Outside of my roommates, the only people who know the truth about what happened are Tea and Dr. Greyson. They were the only ones with whom I actually talked about all this in detail and told the truth. When I talked to Tea about it, she acted like a good friend. She didn’t make judgements and she didn’t give me advice. I messed up so much that I’m beyond advice. I don’t want to hear it. I can’t take any of it in. I just want to run away screaming whenever someone (like Juliet) offers it up. Dr. Greyson, on the other hand, isn’t much of an advice giver. But when I talked to her, I got the impre
ssion that she actually thinks that I secretly want my whole life to fall apart. Like I’m on some sort of mission to destroy my life. And I’m not. Not really. At least I hope not.
But honestly, talking about it doesn’t help much. Instead, it makes me feel like I’m dwelling on something that I can never get over or change and that makes me feel like crap. So recently, I’ve come to a decision. I’m not going to talk about it anymore. And I’m not even going to think about it.

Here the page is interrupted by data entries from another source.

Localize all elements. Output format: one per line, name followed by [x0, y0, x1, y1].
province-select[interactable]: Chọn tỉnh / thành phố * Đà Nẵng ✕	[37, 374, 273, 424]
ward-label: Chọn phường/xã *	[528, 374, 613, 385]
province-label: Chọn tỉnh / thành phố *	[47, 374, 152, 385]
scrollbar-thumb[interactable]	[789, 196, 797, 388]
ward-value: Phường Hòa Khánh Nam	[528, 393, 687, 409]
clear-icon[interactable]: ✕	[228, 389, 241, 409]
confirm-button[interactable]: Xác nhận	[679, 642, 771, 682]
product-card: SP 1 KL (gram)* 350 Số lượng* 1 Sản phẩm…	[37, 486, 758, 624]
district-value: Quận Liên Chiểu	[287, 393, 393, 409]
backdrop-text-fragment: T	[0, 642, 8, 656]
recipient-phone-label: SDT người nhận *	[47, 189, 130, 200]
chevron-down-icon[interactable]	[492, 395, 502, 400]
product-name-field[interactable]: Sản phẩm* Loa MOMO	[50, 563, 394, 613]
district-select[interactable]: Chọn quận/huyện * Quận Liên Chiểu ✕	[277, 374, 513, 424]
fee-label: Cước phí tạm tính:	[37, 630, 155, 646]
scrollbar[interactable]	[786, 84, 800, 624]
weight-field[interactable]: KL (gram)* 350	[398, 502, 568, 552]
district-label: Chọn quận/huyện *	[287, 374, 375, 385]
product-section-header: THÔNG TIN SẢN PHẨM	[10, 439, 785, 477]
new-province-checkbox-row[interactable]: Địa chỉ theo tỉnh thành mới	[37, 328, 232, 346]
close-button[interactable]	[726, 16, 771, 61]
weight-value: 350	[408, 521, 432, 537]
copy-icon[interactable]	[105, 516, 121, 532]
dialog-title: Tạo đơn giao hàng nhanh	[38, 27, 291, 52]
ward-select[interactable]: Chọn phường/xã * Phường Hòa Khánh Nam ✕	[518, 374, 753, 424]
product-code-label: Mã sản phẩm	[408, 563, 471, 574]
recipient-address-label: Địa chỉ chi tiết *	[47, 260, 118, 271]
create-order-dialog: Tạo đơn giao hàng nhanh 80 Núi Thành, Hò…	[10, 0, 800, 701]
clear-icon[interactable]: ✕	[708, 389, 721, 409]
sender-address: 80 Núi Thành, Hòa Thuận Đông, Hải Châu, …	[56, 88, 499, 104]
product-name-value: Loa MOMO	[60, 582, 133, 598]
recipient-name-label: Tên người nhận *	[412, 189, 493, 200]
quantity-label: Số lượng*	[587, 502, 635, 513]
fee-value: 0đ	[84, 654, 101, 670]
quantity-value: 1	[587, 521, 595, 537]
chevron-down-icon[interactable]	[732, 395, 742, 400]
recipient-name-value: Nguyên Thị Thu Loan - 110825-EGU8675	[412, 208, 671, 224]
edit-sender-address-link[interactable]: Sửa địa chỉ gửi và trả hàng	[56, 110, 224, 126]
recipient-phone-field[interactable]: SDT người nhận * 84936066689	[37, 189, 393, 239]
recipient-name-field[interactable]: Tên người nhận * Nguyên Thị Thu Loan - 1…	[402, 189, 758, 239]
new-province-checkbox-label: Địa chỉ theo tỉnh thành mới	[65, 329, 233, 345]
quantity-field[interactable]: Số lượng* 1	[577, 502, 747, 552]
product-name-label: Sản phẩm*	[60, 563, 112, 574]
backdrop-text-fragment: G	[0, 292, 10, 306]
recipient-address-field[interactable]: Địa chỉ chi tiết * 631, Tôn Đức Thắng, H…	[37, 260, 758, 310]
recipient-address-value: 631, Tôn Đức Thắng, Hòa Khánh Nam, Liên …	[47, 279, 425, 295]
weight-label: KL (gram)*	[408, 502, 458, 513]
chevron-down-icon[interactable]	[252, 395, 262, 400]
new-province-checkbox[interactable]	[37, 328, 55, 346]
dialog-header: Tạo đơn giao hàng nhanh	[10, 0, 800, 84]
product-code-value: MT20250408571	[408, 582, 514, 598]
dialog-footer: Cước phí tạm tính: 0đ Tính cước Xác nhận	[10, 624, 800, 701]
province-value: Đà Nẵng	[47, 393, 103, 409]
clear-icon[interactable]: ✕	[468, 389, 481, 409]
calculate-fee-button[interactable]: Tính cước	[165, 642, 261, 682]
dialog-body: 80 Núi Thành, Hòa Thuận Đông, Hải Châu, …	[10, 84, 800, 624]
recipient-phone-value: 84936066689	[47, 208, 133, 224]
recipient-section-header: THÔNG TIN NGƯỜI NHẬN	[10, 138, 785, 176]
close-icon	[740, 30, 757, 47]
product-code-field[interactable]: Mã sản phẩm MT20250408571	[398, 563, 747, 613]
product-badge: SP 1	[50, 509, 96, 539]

If Tristan doesn’t want to talk about it, then why should I? What’s done is done. It’s over. It was a terrible mistake. All I can do now is try to move on. If only the legal system understood the urgency with which I wanted to move on…
18
The legal system moves at its own pace. And it cannot be rushed no matter how hard you try. And dealing with it is an exercise in patience. What I find out from Dylan and later confirm on my own by researching the topic online is that an annulment is incredibly difficult to get in the state of New York.
I’ve heard the word “annulment” many times before, but I didn’t actually know what it meant. Apparently, an annulment is a finding by a court that a marriage is invalid or void and this finding allows the court to make it as if the marriage never occurred. This is what both Dylan and I want, but it doesn’t look like it’s something that can happen.
“I can’t believe that we can’t get an annulment,” I say. Dylan is sitting on the couch texting someone.
“We’ve been over this already,” he says without looking up.
“I know.” I sigh. “But what if…”
“Look, here, let me read it to you,” he says, cutting me off.
He already told me this and I read a lot about it already online, but I still feel like there must be a way. Dylan searches for something on his phone and clears his throat.
“There are various grounds that allow either spouse to bring the action to annul the marriage,” Dylan reads. “These are the grounds. Either spouse had not reached the age of legal consent, 18 years of age. That doesn’t apply to us.”